Last night’s professional football game between the Pittsburgh Steelers and the Cincinnati Bengals epitomizes my frustration with the sport.
First, let me tell you. I grew up in Pittsburgh, PA. I became a Steeler fan around nineteen sixty-nine, when I was thirteen. That wasn’t a good year for the Steelers. They finished with one win, and thirteen losses. Things began picking up the next year.
Second, about ten years ago, I began thinking that football has become way too violent. I tried watching less of the sport. I marvel at the players’ speed, grace, and athleticism, and enjoy the multiple levels of tactics and strategy continuing throughout a game even as I rue the violence. I’ve thought, like others, what is the solution to reduce the violence, especially the flagrant fouls, and the head injuries?
Last weekend featured a couple of them. Gronk of the Patriots was suspended for his hit. Other suspensions and fines are being issue. But how much do these mean to these players? Yes, they recognize that they’ve let their team down when they’re suspended, and that it could affect winning records, contracts, sponsorship deals, and championships, with all the collateral associated with a season, like home-field advantages, pride, rings, and trophies, but these same players are pushed to be aggressive and competitive. They’re amped up on adrenaline. To expect them to stop instantly, in the middle of motion, when the whistle blows — and is heard — and tamper their emotions is not always realistic.
Especially so in a game like last night, between Pittsburgh and Cincinnati. Their games have been especially tough and violent for several years. Memories of results and actions linger, affecting how the two teams feel about each other, and how they play one another. The game last night featured penalties, marked off in yards and loss of downs. Quoting Kevin Siefert on ESPN:
The game was also reminiscent of the playoff game due to the high number of penalties. The Bengals set a franchise record with 13 penalties for 173 yards. The two teams have combined for 1,088 penalty yards in their matchups against each other, including playoffs, since the 2015 season. Their 32 major penalties, such as unnecessary roughness and unsportsmanlike conduct, in the same time span is nearly twice as much as any other matchup in the same period.

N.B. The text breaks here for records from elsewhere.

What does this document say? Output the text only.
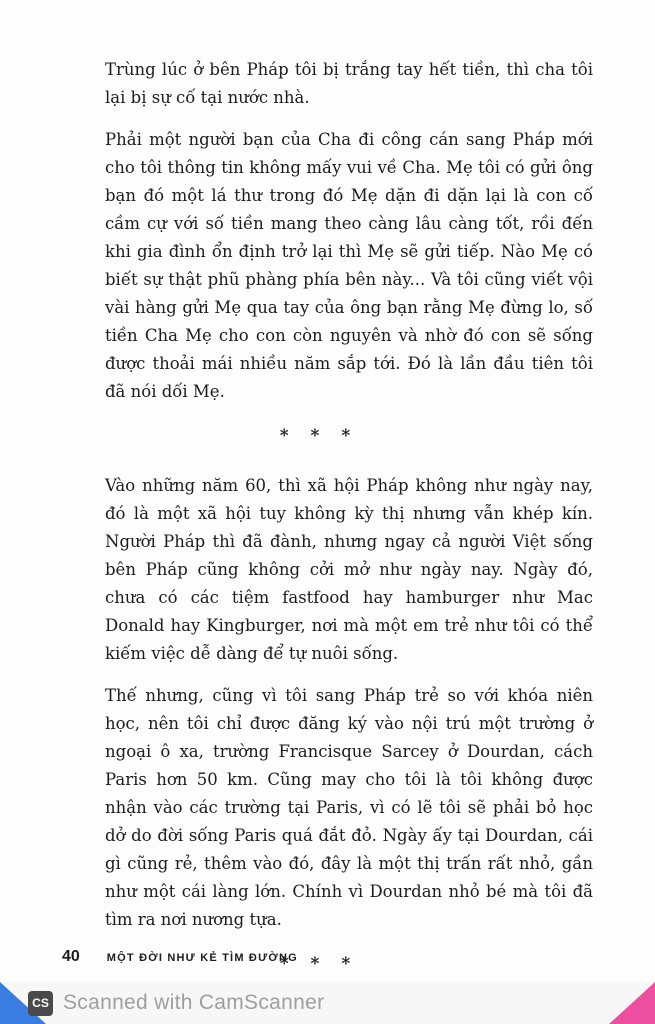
Trùng lúc ở bên Pháp tôi bị trắng tay hết tiền, thì cha tôi lại bị sự cố tại nước nhà.

Phải một người bạn của Cha đi công cán sang Pháp mới cho tôi thông tin không mấy vui về Cha. Mẹ tôi có gửi ông bạn đó một lá thư trong đó Mẹ dặn đi dặn lại là con cố cầm cự với số tiền mang theo càng lâu càng tốt, rồi đến khi gia đình ổn định trở lại thì Mẹ sẽ gửi tiếp. Nào Mẹ có biết sự thật phũ phàng phía bên này... Và tôi cũng viết vội vài hàng gửi Mẹ qua tay của ông bạn rằng Mẹ đừng lo, số tiền Cha Mẹ cho con còn nguyên và nhờ đó con sẽ sống được thoải mái nhiều năm sắp tới. Đó là lần đầu tiên tôi đã nói dối Mẹ.

* * *

Vào những năm 60, thì xã hội Pháp không như ngày nay, đó là một xã hội tuy không kỳ thị nhưng vẫn khép kín. Người Pháp thì đã đành, nhưng ngay cả người Việt sống bên Pháp cũng không cởi mở như ngày nay. Ngày đó, chưa có các tiệm fastfood hay hamburger như Mac Donald hay Kingburger, nơi mà một em trẻ như tôi có thể kiếm việc dễ dàng để tự nuôi sống.

Thế nhưng, cũng vì tôi sang Pháp trẻ so với khóa niên học, nên tôi chỉ được đăng ký vào nội trú một trường ở ngoại ô xa, trường Francisque Sarcey ở Dourdan, cách Paris hơn 50 km. Cũng may cho tôi là tôi không được nhận vào các trường tại Paris, vì có lẽ tôi sẽ phải bỏ học dở do đời sống Paris quá đắt đỏ. Ngày ấy tại Dourdan, cái gì cũng rẻ, thêm vào đó, đây là một thị trấn rất nhỏ, gần như một cái làng lớn. Chính vì Dourdan nhỏ bé mà tôi đã tìm ra nơi nương tựa.

* * *
40 MỘT ĐỜI NHƯ KẺ TÌM ĐƯỜNG
CS Scanned with CamScanner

Wow, right? Yet, it keeps escalating. These penalties and suspensions aren’t working. Maybe something more concrete is required, like a loss of points instead of yards, or a loss of downs. Yes, flags can be thrown, and players ejected, but perhaps it’s not enough. Maybe a flag is required to warn them, one more personal foul, and you forfeit the game.
Too extreme? Perhaps, but that’s what the NFL is all about: winning and losing. Until something tangible is done to immediately affect that line, the escalations will continue.